Hate tends to be strong when intimacy fears surface. However desperately clients want to be in a close, loving relationship, few have learned to tolerate the stress of intimacy. When it surfaces and therapists do not draw attention to it, clients often resort to such hate-based maneuvers as reducing the effectiveness of their therapist. They induce guilt in them, especially those who need to be needed, by acting-out and thereby destroying any plan to improve (Herron & Rouslin, 1982).Note 24. Perhaps nothing causes greater transferential conflict than suicidal desires of clients and the anti-suicide stance of therapists, for the possibility of clients committing suicide reminds therapists of losses they had to accept in their families of origin. Hence, therapists experience conflict over holding and containing their clients’ suicidal desires and wanting to eradicate them as soon as possible. In turn, therapists’ inability to resolve these conflicts satisfactorily can result in loss of rapport or even loss of the therapeutic alliance.

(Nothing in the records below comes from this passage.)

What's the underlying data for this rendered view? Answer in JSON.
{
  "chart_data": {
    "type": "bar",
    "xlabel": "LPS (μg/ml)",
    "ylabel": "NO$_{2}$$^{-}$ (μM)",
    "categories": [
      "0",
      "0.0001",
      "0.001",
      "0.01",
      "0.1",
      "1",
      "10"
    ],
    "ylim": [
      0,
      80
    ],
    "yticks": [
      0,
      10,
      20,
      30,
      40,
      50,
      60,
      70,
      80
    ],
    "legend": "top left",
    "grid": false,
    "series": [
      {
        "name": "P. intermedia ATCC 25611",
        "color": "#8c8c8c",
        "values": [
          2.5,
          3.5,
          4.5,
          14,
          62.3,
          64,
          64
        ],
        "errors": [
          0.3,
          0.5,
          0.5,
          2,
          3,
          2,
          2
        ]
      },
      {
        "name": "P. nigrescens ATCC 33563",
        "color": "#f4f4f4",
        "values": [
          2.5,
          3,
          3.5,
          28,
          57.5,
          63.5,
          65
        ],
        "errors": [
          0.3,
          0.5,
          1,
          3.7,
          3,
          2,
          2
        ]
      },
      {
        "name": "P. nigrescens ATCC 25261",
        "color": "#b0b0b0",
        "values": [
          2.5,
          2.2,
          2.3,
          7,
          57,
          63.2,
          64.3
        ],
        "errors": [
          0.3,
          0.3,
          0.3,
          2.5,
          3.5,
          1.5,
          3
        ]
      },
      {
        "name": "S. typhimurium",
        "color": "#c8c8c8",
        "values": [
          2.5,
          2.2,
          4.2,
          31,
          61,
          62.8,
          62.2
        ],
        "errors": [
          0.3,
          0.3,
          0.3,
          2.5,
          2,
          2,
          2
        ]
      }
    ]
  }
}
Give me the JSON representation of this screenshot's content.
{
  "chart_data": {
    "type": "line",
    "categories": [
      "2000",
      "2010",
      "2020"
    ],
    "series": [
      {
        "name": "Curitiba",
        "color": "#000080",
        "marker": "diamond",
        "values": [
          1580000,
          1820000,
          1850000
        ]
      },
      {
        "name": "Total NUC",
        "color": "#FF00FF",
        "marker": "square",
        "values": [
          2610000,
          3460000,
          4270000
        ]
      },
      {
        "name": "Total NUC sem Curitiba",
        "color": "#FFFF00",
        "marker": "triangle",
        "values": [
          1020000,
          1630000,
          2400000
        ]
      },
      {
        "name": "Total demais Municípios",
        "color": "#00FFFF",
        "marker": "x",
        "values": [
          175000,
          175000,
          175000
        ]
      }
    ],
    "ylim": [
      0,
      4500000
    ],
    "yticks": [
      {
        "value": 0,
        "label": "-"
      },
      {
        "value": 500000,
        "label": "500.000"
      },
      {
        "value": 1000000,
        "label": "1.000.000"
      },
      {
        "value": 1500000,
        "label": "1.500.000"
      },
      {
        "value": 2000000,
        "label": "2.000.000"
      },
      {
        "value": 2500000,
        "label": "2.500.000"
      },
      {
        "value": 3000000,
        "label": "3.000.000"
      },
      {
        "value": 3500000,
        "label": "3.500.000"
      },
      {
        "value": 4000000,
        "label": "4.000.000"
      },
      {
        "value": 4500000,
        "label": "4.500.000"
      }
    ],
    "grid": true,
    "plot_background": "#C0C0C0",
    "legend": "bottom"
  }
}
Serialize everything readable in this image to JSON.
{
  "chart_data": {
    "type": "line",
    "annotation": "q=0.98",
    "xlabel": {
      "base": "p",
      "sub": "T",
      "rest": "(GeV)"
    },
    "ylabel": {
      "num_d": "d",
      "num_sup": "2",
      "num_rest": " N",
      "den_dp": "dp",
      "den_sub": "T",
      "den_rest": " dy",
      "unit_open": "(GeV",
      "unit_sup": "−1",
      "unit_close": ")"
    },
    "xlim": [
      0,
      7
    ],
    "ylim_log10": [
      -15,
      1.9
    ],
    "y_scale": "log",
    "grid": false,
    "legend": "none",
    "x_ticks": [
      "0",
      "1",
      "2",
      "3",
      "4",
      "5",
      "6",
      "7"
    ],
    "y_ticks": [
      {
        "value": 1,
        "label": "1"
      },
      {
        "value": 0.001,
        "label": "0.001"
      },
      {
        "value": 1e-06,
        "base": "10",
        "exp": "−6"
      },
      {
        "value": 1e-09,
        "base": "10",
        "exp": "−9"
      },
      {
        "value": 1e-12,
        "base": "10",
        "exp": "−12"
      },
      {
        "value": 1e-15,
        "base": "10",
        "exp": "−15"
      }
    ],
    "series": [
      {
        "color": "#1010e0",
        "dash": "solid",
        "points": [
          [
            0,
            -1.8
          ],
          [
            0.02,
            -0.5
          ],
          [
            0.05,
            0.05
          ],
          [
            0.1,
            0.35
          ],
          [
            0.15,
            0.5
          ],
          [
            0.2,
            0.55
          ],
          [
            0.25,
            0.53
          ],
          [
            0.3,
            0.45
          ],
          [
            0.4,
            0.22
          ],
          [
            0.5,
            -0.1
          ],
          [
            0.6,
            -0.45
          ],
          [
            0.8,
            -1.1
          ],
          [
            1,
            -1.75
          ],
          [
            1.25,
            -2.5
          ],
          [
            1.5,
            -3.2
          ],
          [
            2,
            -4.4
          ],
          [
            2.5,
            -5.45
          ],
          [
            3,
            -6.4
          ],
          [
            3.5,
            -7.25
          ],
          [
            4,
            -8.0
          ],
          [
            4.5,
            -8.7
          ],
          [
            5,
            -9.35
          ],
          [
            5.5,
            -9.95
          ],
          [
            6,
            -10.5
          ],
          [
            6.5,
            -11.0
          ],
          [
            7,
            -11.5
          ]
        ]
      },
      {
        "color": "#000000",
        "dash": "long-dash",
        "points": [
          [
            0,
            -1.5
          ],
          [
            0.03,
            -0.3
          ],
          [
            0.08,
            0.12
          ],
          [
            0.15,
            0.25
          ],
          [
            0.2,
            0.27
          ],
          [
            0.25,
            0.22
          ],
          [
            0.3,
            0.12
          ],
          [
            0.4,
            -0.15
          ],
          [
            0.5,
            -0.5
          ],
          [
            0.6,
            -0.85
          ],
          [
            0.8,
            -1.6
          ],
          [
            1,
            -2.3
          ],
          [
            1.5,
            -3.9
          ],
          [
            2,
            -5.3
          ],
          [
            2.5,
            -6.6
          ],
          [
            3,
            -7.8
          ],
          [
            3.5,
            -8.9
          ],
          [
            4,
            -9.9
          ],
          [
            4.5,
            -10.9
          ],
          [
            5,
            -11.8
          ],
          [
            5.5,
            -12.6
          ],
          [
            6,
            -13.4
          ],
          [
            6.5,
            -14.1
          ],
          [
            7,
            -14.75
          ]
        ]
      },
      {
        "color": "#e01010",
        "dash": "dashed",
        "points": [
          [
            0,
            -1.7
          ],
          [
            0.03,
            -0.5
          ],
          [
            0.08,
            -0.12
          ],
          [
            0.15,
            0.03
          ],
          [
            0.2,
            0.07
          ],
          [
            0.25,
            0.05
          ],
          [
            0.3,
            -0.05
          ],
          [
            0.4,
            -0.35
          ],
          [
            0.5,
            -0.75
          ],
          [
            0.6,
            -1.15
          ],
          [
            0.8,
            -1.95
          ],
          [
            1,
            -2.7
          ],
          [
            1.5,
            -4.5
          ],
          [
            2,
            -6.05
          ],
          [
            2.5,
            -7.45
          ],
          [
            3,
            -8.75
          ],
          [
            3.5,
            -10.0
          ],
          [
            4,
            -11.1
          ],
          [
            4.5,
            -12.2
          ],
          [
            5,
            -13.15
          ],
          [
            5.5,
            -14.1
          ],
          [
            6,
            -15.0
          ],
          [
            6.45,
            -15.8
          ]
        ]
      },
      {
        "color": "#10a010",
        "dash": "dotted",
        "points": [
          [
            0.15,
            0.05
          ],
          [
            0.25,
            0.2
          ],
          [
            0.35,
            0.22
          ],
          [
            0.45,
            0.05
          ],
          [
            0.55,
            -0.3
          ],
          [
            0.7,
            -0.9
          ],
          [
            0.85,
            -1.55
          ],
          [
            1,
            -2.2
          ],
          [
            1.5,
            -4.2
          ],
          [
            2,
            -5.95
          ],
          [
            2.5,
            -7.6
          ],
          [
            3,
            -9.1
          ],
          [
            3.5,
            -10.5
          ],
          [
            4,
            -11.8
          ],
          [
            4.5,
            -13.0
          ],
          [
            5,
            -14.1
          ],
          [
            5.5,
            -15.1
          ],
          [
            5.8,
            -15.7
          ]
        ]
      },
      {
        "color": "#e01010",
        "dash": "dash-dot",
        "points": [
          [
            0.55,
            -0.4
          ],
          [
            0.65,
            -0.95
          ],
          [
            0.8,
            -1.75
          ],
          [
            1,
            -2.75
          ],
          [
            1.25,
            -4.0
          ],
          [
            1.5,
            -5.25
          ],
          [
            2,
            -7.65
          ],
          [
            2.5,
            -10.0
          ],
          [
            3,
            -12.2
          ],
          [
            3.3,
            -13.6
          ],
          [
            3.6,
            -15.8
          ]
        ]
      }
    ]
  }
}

Note 25. Conflicts arise in therapy as therapists attempt to determine how and when to interpret clients’ refusal to take responsibility for their lives and their therapy. Working most obviously within the God and Goddess Archetype, therapists must balance their need to be ultimately responsible for the therapeutic process with their clients’ need to take responsibility for their own lives, including their therapeutic “life.”
Note 26. Therapists must resolve the thorny conflict of accepting their clients as they are while challenging them to grow in maturity and responsibility. Therapists must come to a satisfactory balance between respecting clients’ perspectives and questioning the distortions they harbor (Handley, 1995).
Note 27. What might be the impact of American political affiliations in an election year?